Division of Medical AI Research and Development, National Cancer Center Research Institute, 5-1-1 Tsukiji, Chuo-Ku, Tokyo, 104-0045, Japan.
Cancer Translational Research Team, RIKEN Center for Advanced Intelligence Project, Tokyo, 103-0027, Japan.
Mol Cancer. 2024 Jun 11;23(1):126. doi: 10.1186/s12943-024-02035-6.
In an extensive genomic analysis of lung adenocarcinomas (LUADs), driver mutations have been recognized as potential targets for molecular therapy. However, there remain cases where target genes are not identified. Super-enhancers and structural variants are frequently identified in several hundred loci per case. Despite this, most cancer research has approached the analysis of these data sets separately, without merging and comparing the data, and there are no examples of integrated analysis in LUAD.
We performed an integrated analysis of super-enhancers and structural variants in a cohort of 174 LUAD cases that lacked clinically actionable genetic alterations. To achieve this, we conducted both WGS and H3K27Ac ChIP-seq analyses using samples with driver gene mutations and those without, allowing for a comprehensive investigation of the potential roles of super-enhancer in LUAD cases.
We demonstrate that most genes situated in these overlapped regions were associated with known and previously unknown driver genes and aberrant expression resulting from the formation of super-enhancers accompanied by genomic structural abnormalities. Hi-C and long-read sequencing data further corroborated this insight. When we employed CRISPR-Cas9 to induce structural abnormalities that mimicked cases with outlier ERBB2 gene expression, we observed an elevation in ERBB2 expression. These abnormalities are associated with a higher risk of recurrence after surgery, irrespective of the presence or absence of driver mutations.
Our findings suggest that aberrant gene expression linked to structural polymorphisms can significantly impact personalized cancer treatment by facilitating the identification of driver mutations and prognostic factors, contributing to a more comprehensive understanding of LUAD pathogenesis.

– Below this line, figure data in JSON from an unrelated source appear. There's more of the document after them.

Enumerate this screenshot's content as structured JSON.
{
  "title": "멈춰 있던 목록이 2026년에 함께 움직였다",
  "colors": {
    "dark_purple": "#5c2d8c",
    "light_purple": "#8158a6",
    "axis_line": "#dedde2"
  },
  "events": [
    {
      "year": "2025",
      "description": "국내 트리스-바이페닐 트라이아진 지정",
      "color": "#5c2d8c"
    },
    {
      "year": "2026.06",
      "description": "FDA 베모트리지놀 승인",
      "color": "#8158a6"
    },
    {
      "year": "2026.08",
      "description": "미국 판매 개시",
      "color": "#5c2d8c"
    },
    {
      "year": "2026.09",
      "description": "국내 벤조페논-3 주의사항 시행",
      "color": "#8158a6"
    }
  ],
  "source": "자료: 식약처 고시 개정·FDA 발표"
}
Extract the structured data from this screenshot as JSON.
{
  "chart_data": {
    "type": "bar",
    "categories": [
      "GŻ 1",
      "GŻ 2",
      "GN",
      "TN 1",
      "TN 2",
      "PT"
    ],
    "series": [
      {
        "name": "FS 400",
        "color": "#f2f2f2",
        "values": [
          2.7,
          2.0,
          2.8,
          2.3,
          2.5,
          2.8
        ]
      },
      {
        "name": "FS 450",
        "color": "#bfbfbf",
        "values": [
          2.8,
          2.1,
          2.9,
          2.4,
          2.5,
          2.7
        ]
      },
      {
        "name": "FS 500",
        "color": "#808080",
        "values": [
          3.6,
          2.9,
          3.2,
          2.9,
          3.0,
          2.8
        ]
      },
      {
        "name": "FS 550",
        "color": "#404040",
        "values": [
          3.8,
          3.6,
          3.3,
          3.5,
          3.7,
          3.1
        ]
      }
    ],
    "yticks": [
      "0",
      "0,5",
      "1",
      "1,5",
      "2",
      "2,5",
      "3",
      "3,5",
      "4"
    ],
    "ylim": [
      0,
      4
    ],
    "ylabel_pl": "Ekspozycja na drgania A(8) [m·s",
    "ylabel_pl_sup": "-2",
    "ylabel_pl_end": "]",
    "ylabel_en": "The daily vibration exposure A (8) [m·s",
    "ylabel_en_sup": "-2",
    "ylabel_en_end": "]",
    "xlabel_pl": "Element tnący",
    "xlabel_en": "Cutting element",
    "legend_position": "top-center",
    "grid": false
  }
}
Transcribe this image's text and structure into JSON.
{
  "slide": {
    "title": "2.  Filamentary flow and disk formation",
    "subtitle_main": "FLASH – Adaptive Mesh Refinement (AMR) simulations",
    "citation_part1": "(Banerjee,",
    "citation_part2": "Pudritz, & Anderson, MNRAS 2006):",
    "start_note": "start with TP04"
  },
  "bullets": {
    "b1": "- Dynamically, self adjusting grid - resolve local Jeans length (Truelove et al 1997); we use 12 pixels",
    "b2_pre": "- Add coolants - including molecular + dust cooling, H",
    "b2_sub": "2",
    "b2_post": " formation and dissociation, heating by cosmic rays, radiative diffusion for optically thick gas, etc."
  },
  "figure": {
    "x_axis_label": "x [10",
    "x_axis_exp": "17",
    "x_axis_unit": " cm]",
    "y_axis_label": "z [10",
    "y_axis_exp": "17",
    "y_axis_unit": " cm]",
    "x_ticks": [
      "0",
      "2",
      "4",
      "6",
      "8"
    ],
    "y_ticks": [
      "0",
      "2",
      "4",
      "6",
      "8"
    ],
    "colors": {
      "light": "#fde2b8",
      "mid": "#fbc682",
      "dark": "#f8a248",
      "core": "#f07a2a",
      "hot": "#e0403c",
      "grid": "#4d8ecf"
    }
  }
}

在对肺腺癌(LUAD)的广泛基因组分析中,已经发现驱动突变是分子治疗的潜在靶点。然而,仍有一些情况下无法确定靶基因。每个病例中经常会发现数百个超级增强子和结构变异。尽管如此,大多数癌症研究还是分别对这些数据集进行分析,没有合并和比较数据,也没有 LUAD 中整合分析的例子。
我们对 174 例缺乏临床可操作遗传改变的 LUAD 病例进行了超级增强子和结构变异的综合分析。为此,我们对具有驱动基因突变的样本和没有驱动基因突变的样本进行了 WGS 和 H3K27Ac ChIP-seq 分析,从而全面研究了超级增强子在 LUAD 病例中的潜在作用。
我们证明,位于这些重叠区域的大多数基因与已知和以前未知的驱动基因以及超级增强子伴随的基因组结构异常引起的异常表达有关。Hi-C 和长读测序数据进一步证实了这一观点。当我们使用 CRISPR-Cas9 诱导模拟具有异常 ERBB2 基因表达的病例的结构异常时,我们观察到 ERBB2 表达的升高。这些异常与手术后复发风险增加有关,无论是否存在驱动突变。
我们的研究结果表明,与结构多态性相关的异常基因表达可以通过促进驱动突变和预后因素的识别,显著影响个性化癌症治疗,有助于更全面地了解 LUAD 的发病机制。